Multidisciplinary Artist

Manuel Axel Strain is a non-binary 2-Spirit artist with Musqueam/Simpcw/Inkumupulux ancestry, based in stolen, sacred and ancestral homelands and waters of the Katzie/Kwantlen peoples. Although they have attended Emily Carr University of Art + Design they prioritize Indigenous epistemologies through the embodied knowledge of their mother, father, siblings, cousins, aunties, uncles, nieces, nephews, grandparents, and ancestors. Creating artwork in dialogue, collaboration, and reference with their kin/relatives, their lived experience becomes a source of agency that resonates through their work with performance, space, painting, sculpture, photography, video, sound and installation. Their artworks display a strong autobiographical brace, tackling such subjects as ancestral and community ties, Indigeneity, labour, resource extraction, gender, Indigenous medicine, and land. Their work has been seen in the Capture Photography Festival, the Richmond Art Gallery, Surrey Art Gallery, and other places across Turtle Island. Recent works confront and undermine realities and imaginaries of colonialism to offer a space that exists beyond that matrix of power.
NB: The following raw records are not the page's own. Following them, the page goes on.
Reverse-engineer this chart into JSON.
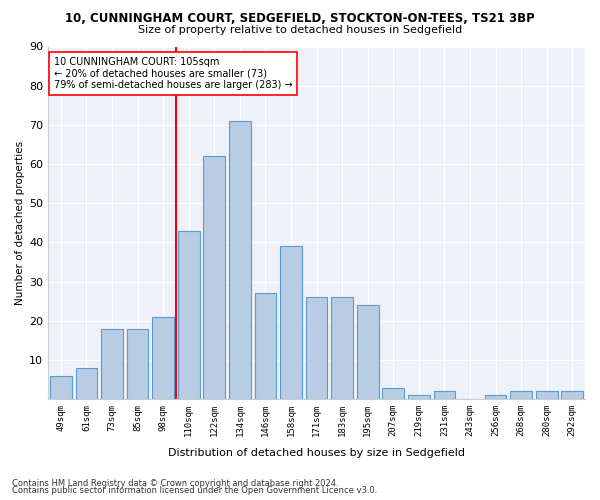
{
  "title1": "10, CUNNINGHAM COURT, SEDGEFIELD, STOCKTON-ON-TEES, TS21 3BP",
  "title2": "Size of property relative to detached houses in Sedgefield",
  "xlabel": "Distribution of detached houses by size in Sedgefield",
  "ylabel": "Number of detached properties",
  "categories": [
    "49sqm",
    "61sqm",
    "73sqm",
    "85sqm",
    "98sqm",
    "110sqm",
    "122sqm",
    "134sqm",
    "146sqm",
    "158sqm",
    "171sqm",
    "183sqm",
    "195sqm",
    "207sqm",
    "219sqm",
    "231sqm",
    "243sqm",
    "256sqm",
    "268sqm",
    "280sqm",
    "292sqm"
  ],
  "values": [
    6,
    8,
    18,
    18,
    21,
    43,
    62,
    71,
    27,
    39,
    26,
    26,
    24,
    3,
    1,
    2,
    0,
    1,
    2,
    2,
    2
  ],
  "bar_color": "#b8cce4",
  "bar_edge_color": "#5b9bd5",
  "vline_x_index": 5,
  "vline_color": "red",
  "annotation_line1": "10 CUNNINGHAM COURT: 105sqm",
  "annotation_line2": "← 20% of detached houses are smaller (73)",
  "annotation_line3": "79% of semi-detached houses are larger (283) →",
  "annotation_box_color": "white",
  "annotation_box_edge": "red",
  "footer1": "Contains HM Land Registry data © Crown copyright and database right 2024.",
  "footer2": "Contains public sector information licensed under the Open Government Licence v3.0.",
  "bg_color": "#eef2f8",
  "ylim": [
    0,
    90
  ],
  "yticks": [
    0,
    10,
    20,
    30,
    40,
    50,
    60,
    70,
    80,
    90
  ]
}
They have guest lectured at the Vancouver Community College, where they actively participated in the Indigenous Art Symposium “Indigenizing Higher Education.” Some of their most meaningful community projects include “My Blood Can’t Feel the Land” with Gallery Gachet “Resistance and Resurgence,” a 2-Spirit exhibition at Interurban Art Gallery, “Destigmatization and Harm Reduction” at the Musqueam Cultural Pavilion, “The Land Can’t Hear Your Voices,” created during a residency as the Maple Ridge Artist in Residence. Working in programming at Gallery Gachet they helped co-curate the Annual Oppenheimer Park Show through which they centered the artists of Camp KT and DTES residents, while partnering with Vines Art festival to create a publication. Through Gachet in collaboration with The Capilano Review, they are currently coordinating a community-led art project centering the creative processes of two-spirit, trans, and gender non-conforming artists as well as workshops for residents of supportive housing in the Downtown Eastside. They also currently serve as a board member at VIVO Media Arts.